Kebijakan ini diambil dalam kerangka Agreement on Reciprocal Trade (ART) guna memastikan keberlanjutan rantai pasok tanpa menekan harga jagung di tingkat petani lokal saat memasuki masa panen raya.

Tenaga Ahli Utama Badan Komunikasi Pemerintah Republik Indonesia (Bakom RI), Fithra Faisal Hastiadi, menyatakan komitmen impor tersebut memiliki segmentasi pasar berbeda dengan hasil produksi petani dalam negeri.

“Komitmen impor jagung dan sejumlah produk lainnya tidak bersinggungan langsung dengan jagung yang diproduksi petani dalam negeri.
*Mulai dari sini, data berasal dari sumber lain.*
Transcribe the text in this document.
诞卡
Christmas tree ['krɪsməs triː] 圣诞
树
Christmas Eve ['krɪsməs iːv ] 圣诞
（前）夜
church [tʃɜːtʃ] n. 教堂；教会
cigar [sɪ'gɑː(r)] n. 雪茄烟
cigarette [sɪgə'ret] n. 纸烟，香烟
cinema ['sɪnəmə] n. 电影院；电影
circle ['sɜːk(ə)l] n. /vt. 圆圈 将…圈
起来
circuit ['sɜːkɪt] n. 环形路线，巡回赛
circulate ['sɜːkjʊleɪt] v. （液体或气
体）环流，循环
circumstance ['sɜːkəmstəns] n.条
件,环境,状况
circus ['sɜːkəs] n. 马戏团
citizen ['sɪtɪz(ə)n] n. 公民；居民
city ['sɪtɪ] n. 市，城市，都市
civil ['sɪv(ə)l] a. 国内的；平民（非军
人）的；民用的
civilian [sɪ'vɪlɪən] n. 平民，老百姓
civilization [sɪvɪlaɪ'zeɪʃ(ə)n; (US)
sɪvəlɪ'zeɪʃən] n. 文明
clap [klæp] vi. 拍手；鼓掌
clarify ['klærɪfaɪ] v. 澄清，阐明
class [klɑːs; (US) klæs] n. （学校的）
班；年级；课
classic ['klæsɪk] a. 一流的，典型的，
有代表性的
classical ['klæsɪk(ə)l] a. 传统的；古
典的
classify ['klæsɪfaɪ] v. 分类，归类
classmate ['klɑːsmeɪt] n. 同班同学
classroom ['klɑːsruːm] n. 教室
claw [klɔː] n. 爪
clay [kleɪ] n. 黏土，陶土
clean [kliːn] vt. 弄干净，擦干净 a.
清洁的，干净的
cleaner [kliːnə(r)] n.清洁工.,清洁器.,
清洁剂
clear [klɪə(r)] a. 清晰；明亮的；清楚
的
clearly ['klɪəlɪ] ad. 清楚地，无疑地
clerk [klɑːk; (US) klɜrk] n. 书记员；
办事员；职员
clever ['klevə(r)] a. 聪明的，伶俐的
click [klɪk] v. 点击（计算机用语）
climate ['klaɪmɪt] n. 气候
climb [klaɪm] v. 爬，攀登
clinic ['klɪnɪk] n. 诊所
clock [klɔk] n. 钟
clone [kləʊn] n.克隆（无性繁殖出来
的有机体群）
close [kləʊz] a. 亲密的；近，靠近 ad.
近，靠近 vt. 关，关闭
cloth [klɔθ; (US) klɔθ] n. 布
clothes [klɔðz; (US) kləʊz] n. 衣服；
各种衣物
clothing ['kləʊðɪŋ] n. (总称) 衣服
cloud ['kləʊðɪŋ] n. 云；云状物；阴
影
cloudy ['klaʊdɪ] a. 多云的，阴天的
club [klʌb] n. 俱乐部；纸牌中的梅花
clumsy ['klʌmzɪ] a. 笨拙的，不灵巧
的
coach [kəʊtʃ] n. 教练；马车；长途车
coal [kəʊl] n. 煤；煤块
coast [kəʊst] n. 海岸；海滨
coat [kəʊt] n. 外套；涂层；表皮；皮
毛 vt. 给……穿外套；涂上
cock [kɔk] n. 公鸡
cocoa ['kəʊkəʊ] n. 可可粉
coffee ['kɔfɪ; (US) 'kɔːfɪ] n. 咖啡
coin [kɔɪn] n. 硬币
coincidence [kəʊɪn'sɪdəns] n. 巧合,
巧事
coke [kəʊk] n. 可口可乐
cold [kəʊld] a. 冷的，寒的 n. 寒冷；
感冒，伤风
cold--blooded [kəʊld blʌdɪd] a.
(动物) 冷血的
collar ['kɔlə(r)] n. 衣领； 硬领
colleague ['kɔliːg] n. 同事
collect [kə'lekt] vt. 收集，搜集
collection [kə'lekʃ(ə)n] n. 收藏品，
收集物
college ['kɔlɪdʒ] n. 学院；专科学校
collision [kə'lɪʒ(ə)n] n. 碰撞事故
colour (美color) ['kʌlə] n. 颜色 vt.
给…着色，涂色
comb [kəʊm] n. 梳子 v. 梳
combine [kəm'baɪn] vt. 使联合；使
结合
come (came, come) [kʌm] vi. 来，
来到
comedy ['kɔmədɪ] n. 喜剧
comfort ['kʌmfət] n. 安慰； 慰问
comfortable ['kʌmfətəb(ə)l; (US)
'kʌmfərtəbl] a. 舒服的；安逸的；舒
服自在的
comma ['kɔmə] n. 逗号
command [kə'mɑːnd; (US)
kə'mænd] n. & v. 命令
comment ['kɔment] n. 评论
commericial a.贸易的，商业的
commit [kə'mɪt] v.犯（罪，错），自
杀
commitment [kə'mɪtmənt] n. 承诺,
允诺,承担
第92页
Jika dikelola dengan baik, potensi gangguan terhadap pasar lokal sangat minimal,” ujar Fithra Faisal Hastiadi, Jumat (27/02/2026).

Ia menjelaskan jagung impor ditujukan khusus bagi spesifikasi industri yang belum tercukupi pasar lokal, sehingga pemerintah tetap melakukan pengawasan ketat melalui monitoring lintas kementerian secara berkala.

“Pengawasan dilakukan secara berkala. Jika ditemukan potensi konflik dengan produksi domestik, pemerintah memiliki ruang untuk melakukan penyesuaian,” kata Fithra Faisal Hastiadi, Jumat (27/02/2026).

Menteri Koordinator Bidang Perekonomian, Airlangga Hartarto, menambahkan kesepakatan perdagangan ini dirancang untuk memperkuat daya saing ekspor nasional di pasar global melalui akses timbal balik yang menguntungkan.

“Kesepakatan ini dirancang untuk menjaga daya saing ekspor Indonesia dan tidak akan merugikan sektor domestik secara keseluruhan. Ini adalah langkah strategis untuk mengamankan akses pasar dan memastikan manfaat timbal balik bagi kedua negara,” ujar Airlangga Hartarto, Jumat (27/02/2026).

Melalui perjanjian ART ini, sebanyak 1.819 pos tarif ekspor Indonesia ke Amerika Serikat mendapatkan fasilitas bebas tarif 0 persen, termasuk produk minyak sawit, kopi, kakao, hingga komponen elektronik.